Nel commentare la notizia, Veronica Aneris, direttrice per l’Italia di T&E, ha dichiarato: “I test effettuati confermano che le auto ibride plug-in sono solo finte auto elettriche che fanno molto poco per il clima, ricevendo al contempo un’enorme quantità di sussidi. La Finanziaria 2021 dovrebbe mettere fine a questo spreco di soldi pubblici, che sarebbero molto meglio utilizzati se investiti nello sviluppo di una capillare ed efficiente rete di ricarica per veicoli elettrici puri. Questo è ciò di cui l’Italia ha bisogno ora per permettere alle soluzioni realmente a zero emissioni di accedere al mercato di massa“.

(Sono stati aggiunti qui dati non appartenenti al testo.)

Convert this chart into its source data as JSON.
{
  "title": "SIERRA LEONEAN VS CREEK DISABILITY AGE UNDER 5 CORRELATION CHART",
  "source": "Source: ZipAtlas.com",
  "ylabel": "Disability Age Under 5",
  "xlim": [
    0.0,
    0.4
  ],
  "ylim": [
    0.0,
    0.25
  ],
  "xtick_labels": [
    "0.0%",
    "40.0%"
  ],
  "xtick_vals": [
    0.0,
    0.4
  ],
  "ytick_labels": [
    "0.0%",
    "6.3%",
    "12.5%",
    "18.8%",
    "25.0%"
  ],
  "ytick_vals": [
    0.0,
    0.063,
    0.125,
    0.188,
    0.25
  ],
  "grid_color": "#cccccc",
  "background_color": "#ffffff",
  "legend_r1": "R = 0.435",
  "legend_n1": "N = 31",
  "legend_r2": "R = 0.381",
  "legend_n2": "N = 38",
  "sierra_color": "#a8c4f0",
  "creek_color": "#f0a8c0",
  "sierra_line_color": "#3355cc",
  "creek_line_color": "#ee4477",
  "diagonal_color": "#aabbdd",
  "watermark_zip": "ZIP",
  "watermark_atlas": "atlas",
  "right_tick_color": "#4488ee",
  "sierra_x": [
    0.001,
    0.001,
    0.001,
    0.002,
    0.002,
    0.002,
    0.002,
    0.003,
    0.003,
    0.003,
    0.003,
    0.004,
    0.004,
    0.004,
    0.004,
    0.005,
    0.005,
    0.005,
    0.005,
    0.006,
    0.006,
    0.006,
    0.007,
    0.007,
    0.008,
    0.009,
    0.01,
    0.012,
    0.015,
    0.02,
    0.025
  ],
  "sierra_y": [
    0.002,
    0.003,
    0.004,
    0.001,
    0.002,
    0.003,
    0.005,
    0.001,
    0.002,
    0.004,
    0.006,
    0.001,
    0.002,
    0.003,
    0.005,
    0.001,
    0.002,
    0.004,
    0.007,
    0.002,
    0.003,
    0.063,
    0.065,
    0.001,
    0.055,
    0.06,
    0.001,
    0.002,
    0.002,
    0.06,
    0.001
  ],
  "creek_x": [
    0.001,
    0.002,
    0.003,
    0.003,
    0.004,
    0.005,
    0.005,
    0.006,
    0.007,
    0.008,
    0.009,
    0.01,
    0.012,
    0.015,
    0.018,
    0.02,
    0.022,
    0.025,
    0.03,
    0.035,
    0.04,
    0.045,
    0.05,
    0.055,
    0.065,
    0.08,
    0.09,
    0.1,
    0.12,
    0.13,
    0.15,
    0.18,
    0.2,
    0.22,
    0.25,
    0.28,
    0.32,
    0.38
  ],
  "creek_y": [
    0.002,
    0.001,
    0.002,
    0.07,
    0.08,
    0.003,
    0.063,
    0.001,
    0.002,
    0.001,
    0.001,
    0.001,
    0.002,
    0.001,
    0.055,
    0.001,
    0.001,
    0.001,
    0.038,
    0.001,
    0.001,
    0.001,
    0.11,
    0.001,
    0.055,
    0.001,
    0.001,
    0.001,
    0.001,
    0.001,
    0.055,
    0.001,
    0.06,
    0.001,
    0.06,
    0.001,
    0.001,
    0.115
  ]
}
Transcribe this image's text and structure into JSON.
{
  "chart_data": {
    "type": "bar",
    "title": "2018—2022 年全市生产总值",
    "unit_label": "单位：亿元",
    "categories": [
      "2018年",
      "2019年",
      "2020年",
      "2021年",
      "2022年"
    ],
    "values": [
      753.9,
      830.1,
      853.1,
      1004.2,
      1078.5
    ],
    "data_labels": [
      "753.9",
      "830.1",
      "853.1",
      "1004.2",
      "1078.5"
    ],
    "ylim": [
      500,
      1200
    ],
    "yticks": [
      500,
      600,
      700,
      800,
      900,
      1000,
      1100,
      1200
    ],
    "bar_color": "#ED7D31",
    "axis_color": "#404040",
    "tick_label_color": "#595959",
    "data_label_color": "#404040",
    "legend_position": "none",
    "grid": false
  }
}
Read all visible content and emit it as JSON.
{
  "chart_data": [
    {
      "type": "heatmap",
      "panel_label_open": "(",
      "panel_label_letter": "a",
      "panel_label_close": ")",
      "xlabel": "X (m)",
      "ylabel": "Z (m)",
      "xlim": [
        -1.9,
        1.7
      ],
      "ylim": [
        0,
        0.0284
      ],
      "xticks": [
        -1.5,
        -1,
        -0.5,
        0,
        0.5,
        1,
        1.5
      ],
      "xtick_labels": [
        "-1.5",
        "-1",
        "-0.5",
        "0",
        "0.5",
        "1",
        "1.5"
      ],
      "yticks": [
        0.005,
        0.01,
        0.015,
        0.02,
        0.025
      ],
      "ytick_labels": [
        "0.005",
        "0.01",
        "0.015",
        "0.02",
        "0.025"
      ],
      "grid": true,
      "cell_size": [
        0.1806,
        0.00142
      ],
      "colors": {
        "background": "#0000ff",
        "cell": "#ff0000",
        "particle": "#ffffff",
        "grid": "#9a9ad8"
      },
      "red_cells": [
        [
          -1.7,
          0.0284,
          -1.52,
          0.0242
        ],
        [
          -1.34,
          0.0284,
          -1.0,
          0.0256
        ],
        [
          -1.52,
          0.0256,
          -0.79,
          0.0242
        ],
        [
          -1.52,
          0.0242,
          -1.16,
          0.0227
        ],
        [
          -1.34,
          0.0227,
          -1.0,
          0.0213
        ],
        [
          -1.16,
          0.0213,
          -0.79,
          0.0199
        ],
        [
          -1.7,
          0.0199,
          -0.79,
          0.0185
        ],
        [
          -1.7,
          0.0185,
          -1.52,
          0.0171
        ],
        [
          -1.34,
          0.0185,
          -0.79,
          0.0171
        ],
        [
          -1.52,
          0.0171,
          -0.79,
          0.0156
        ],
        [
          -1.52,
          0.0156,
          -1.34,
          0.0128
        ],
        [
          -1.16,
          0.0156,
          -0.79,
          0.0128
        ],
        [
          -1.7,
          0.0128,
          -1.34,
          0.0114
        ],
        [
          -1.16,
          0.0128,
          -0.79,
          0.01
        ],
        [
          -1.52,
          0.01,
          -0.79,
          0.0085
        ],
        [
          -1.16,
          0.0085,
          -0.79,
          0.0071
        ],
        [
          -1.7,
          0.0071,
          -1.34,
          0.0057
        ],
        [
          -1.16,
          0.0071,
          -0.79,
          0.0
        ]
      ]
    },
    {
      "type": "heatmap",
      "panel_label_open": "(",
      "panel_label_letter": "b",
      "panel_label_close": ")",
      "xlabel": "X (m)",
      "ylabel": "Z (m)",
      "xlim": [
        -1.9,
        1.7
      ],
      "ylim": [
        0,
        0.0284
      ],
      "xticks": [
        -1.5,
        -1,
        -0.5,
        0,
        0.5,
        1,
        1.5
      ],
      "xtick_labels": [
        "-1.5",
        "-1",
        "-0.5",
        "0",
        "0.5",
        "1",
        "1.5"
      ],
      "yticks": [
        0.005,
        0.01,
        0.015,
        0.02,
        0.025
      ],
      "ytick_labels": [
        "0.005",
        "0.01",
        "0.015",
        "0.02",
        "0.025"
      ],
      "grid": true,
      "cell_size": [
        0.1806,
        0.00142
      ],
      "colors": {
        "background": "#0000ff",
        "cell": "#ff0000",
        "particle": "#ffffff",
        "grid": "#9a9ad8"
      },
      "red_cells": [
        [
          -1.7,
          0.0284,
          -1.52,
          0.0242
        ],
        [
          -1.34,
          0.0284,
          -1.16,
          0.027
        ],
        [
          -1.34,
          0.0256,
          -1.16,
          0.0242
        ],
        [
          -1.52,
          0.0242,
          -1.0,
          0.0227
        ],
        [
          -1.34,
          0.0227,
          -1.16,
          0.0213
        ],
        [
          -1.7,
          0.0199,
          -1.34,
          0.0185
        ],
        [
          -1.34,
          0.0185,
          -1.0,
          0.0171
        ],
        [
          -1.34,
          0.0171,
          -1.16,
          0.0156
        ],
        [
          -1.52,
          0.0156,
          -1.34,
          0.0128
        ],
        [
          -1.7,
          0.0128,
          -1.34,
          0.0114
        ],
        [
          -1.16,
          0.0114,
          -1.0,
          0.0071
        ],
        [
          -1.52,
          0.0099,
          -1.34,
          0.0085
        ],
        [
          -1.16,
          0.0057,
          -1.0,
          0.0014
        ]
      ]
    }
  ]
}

Un commento ulteriore è arrivato da Gianni Silvestrini, direttore scientifico di Kyoto Club che ha dichiarato: “Mentre si è appena formato il raggruppamento Zero Emission Transportation Association (ZETA), 28 società che spingono perchè negli Usa dal 2030 si vendano solo auto elettriche, e mentre gli UK hanno bloccato la commercializzazione di nuove auto a benzina e diesel dopo il 2030, occorre che la transizione europea verso l’elettrico acceleri. Non si dovrebbero quindi favorire modelli ibridi plug-in che, come confermano le misurazioni di T&E, comportano emissioni di CO2 molto maggiori di quanto dichiarato dalle case automobilistiche testate“.